La fiscalité écologique continue d'agiter le gouvernement  La taxation des poids lourds étrangers semble inapplicable et ne résout aucun problème de fond.


Michel Sapin a déclaré, lundi 20 octobre, que si une vignette était imposée aux poids lourds pour compenser l'écotaxe, il fallait qu'elle le soit « à tous les camions quelle que soit leur origine » et non aux seuls véhicules étrangers, hypothèse évoquée, la veille, par Ségolène Royal. « Mettre en place un système de vignette à l'entrée, oui, mais bien entendu pour tous les camions quelle que soit leur origine », a dit le ministre des finances sur France Info.

« En Europe on ne taxe pas un camion étranger parce qu'il est étranger », a affirmé M. Sapin, interrogé sur une possibilité évoquée dimanche par la ministre de l'écologie, Ségolène Royal, pour compenser le manque à gagner né de l'abandon de l'écotaxe.

Ségolène Royal, la ministre de l'écologie, a évoqué, dimanche, sur BFM-TV, la possibe imposition d'une vignette pour les poids lourds étrangers transitant sur le territoire français pour financer le manque à gagner de la suppression de l'écotaxe. La ministre de l'écologie a rappelé qu'une partie de l'argent manquant serait financé par une hausse du prix du gazole (4 centimes par litre) pour les transporteurs routiers français dont ils devaient initialement être exonérés à l'entrée en vigueur début 2015 de l'écotaxe, supprimée le 9 octobre. Selon elle, « comme le prix du gazole est au plus bas, cette taxe sera à peine ressentie » par les transporteurs.

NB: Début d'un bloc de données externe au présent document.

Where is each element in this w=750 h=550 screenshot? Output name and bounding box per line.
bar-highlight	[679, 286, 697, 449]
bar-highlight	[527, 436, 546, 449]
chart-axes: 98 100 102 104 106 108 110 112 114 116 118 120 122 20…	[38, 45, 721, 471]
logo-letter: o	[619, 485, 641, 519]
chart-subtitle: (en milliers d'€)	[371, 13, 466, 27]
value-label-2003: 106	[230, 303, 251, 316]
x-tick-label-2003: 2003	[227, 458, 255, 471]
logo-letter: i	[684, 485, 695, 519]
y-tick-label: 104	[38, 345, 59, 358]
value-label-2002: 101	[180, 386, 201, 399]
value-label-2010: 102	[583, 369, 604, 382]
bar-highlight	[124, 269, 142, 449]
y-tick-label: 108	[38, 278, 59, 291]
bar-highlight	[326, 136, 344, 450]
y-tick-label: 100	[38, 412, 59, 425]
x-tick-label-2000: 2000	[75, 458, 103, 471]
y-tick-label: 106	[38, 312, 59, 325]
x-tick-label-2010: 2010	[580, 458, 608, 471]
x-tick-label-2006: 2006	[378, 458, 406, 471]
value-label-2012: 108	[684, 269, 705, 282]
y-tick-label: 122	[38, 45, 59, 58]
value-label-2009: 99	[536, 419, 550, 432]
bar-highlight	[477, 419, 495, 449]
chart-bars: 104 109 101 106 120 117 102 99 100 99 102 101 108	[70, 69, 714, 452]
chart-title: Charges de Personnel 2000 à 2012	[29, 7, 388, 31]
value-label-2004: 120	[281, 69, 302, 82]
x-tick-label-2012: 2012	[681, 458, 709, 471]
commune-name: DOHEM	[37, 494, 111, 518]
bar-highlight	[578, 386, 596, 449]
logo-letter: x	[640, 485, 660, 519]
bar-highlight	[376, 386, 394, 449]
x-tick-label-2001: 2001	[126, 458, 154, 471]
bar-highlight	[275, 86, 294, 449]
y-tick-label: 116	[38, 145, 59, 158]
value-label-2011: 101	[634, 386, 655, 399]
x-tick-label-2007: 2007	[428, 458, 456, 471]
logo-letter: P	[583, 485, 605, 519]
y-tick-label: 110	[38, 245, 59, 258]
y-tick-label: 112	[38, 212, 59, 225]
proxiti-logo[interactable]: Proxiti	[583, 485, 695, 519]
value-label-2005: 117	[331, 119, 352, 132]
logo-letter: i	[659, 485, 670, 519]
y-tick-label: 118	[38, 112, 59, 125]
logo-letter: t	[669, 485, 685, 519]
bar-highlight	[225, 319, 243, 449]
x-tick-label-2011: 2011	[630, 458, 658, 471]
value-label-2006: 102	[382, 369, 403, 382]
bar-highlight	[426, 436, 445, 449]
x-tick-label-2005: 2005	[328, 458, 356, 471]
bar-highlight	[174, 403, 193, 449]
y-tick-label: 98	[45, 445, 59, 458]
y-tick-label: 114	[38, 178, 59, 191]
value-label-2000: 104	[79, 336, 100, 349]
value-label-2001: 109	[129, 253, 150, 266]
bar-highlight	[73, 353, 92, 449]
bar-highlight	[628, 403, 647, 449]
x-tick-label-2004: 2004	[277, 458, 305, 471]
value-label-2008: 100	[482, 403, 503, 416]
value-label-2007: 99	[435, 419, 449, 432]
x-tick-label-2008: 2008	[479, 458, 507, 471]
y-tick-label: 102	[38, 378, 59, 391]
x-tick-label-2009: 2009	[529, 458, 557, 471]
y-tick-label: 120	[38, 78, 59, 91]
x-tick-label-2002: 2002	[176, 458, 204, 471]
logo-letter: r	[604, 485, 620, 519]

« Restera à régler le problème des camions étrangers », a-t-elle reconnu, en citant l'exemple d'un poids lourd qui « fait son plein en Belgique, traverse toute la France pour arriver en Espagne sans avoir payé la taxe sur le gazole, ce qui n'est pas juste ». « On regarde si ce sera une vignette ou une interdiction de prendre les routes nationales avec obligation d'emprunter les autoroutes », a-t-elle dit, en admettant que sa « préférence c'[était] ce qui sera[it] juste et efficace ». « Il n'y a pas l'écotaxe ou rien, il faut trouver l'argent [environ 400 millions d'euros devant servir à financer les infrastructures de transport] et que ça ne retombe pas sur les Français, et suivre le principe “usagers-payeurs” », a-t-elle déclaré en soulignant que les camions qui endommagent davantage les routes que d'autres véhicules devaient financer leur entretien.

Mme Royal a assuré aussi au passage vouloir « renforcer le fret ferroviaire » et a plaidé pour la création des autoroutes de la mer.

En ce qui concerne la société Ecomouv', « il faut trouver des solutions », a martelé Mme Royal, qui s'est déjà dite prête la semaine passée à aller « jusqu'au contentieux » judiciaire pour revoir les conditions du contrat « exorbitant » avec la société italienne, qui a investi entre 800 millions et 1 milliard d'euros. « Nous sommes en train de regarder juridiquement ce qui nous engage ou non », a-t-elle précisé sur BFM-TV, affirmant vouloir « s'impliquer personnellement pour trouver des solutions pour les salariés » de l'entreprise.

Ecomouv' est une filiale entre l'italien Autostrade, qui détient 70 % du capital, et les Français Thales (11 %), SNCF (10 %), SFR (6 %) et Steria (3 %). La société sise à Metz emploie 200 salariés et quelque 130 fonctionnaires des douanes, recrutés pour la plupart entre 2012 et 2013 pour assurer le recouvrement de la taxe.

« Je ne porte pas de jugement sur cette vignette. C'est intéressant pour compenser la perte de l'écotaxe, mais ça ne fera pas oublier le fait qu'on ait arrêté ce système-là, jeté avec pertes et fracas. On ne fera pas l'économie d'un débat sur la fiscalité écologique », a déclaré lundi Emmanuelle Cosse, secrétaire nationale d'Europe Ecologie-Les Verts sur France 2. « Cette vignette a un intérêt, mettre les transporteurs européens au même niveau que les transporteurs français », a observé Mme Cosse. Mais « nous regrettons que l'on mette à mal le principe de la fiscalité écologique, ce principe simple : ceux qui polluent doivent payer », a-t-elle insisté, soulignant qu'en Allemagne « il y a une véritable écotaxe et elle rapporte par an 4,3 milliards d'euros ».